"Die Daten weisen darauf hin, dass die sich steigernde HIV-Epidemie durch die Länder im Osten angetrieben wird, wo sich die Zahl der Neudiagnosen (HIV-Infektionen; Anm.) in den vergangenen zehn Jahren mehr als verdoppelt hat", schrieben ECDC und WHO-Europa-Regionalbüro.

"Trotz aller Anstrengungen, HIV zu bekämpfen, wurden im vergangenen Jahr 142.000 neue Fälle an Infektionen registriert. Das ist die bisher höchste Zahl und sehr beunruhigend", wurde Zsuzsanna Jakab, WHO-Europa-Direktorin, zitiert.

Das Bild ist nicht einheitlich. "Seit 2005 hat sich die Zahl der HIV-Neudiagnosen in manchen EU-Staaten und in manchen Ländern des europäischen Wirtschaftsraumes (EEA) verdoppelt, in anderen Staaten wiederum um 25 Prozent reduziert. Insgesamt aber zeigt sich die HIV-Epidemie im Großen und Ganzen unverändert", sagte dazu Andrea Ammon, geschäftsführende Direktorin des ECDC.

Wie bei solchen infektiösen Erkrankungen immer, spielen offenbar soziale Fragen die größte Rolle. In den vergangenen zehn Jahren wäre die Rate der HIV-Infektionen unter Migranten in Europa "stark zurückgegangen", stellten die beiden Organisationen fest. Doch: "Soziale Ausgrenzung bringt für Flüchtlinge und Migranten ein größeres Risiko für eine HIV-Infektion". Es gebe Hinweise dafür, dass ein "signifikanter Anteil" der Ansteckungen mit dem Immunschwächevirus unter Flüchtlingen und Migranten erst in Europa geschehe.
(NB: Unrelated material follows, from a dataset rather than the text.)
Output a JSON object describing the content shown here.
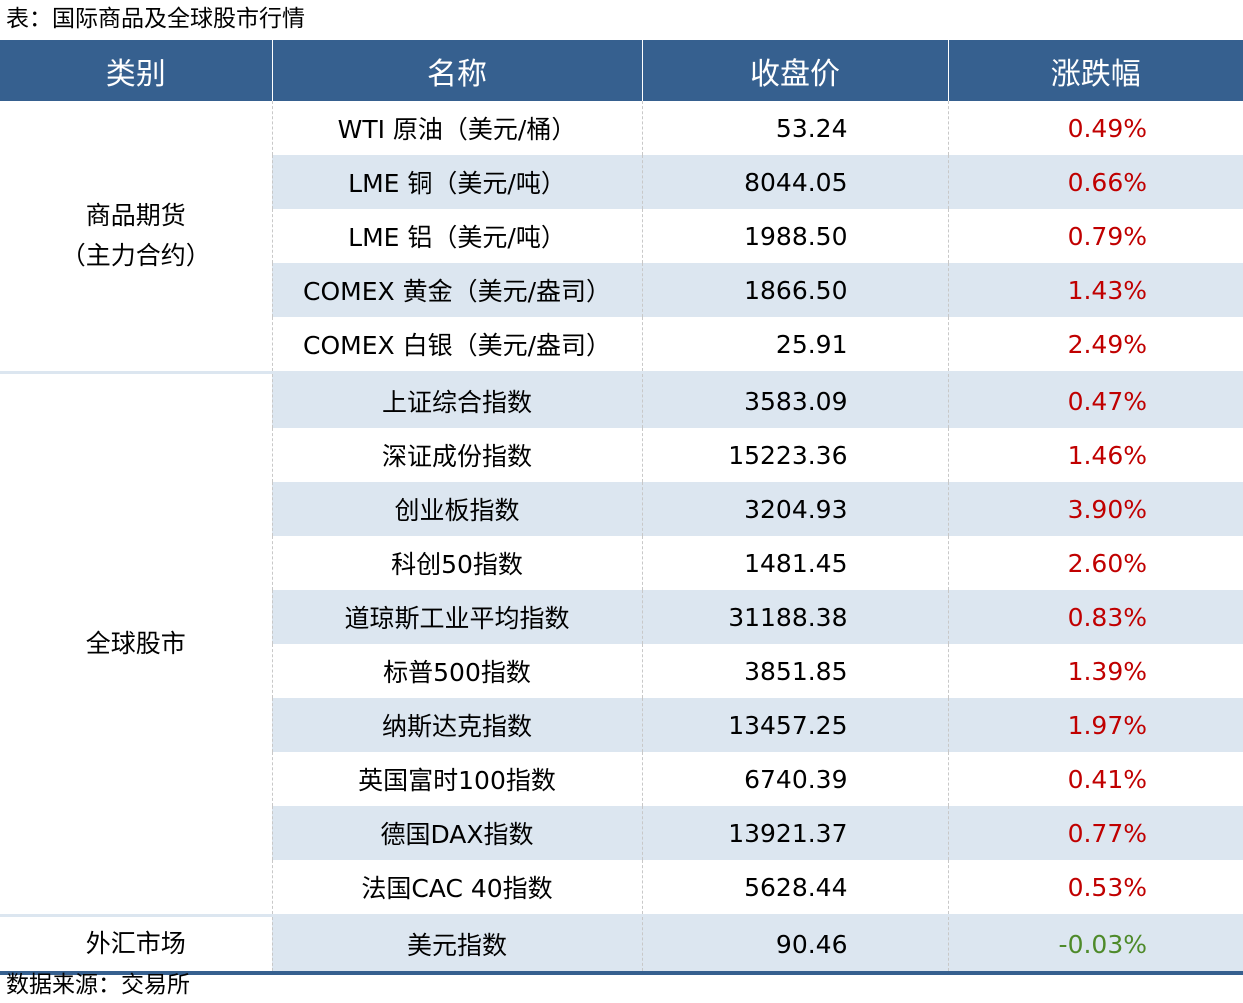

"Wenn Flüchtlinge und Migranten Opfer von sozialer Ausgrenzung in den Aufnahmeländern werden, geraten sie in eine größere Gefahr, mit HIV infiziert zu werden (...)", sagte Zsuzsanna Jakab. Infizierte und dann nicht Behandelte stecken wiederum andere Menschen an. "Die WHO drängt alle Staaten Europas dazu, HIV-tests, Prävention und Behandlung allen Flüchtlingen und Migranten anzubieten - ganz egal, welchen legalen Status sie haben", sagte die WHO-Direktorin.

In der WHO-Europa-Region sind Männer, die mit Männern Sex haben, jene Personengruppe, in der es zu den meisten HIV-Infektionen kommt. 2005 entfielen auf diese Menschen 30 Prozent der Ansteckungen, 2014 waren es 42 Prozent. Allerdings steigen in Osteuropa die HIV-Infektionen durch heterosexuelle Kontakte.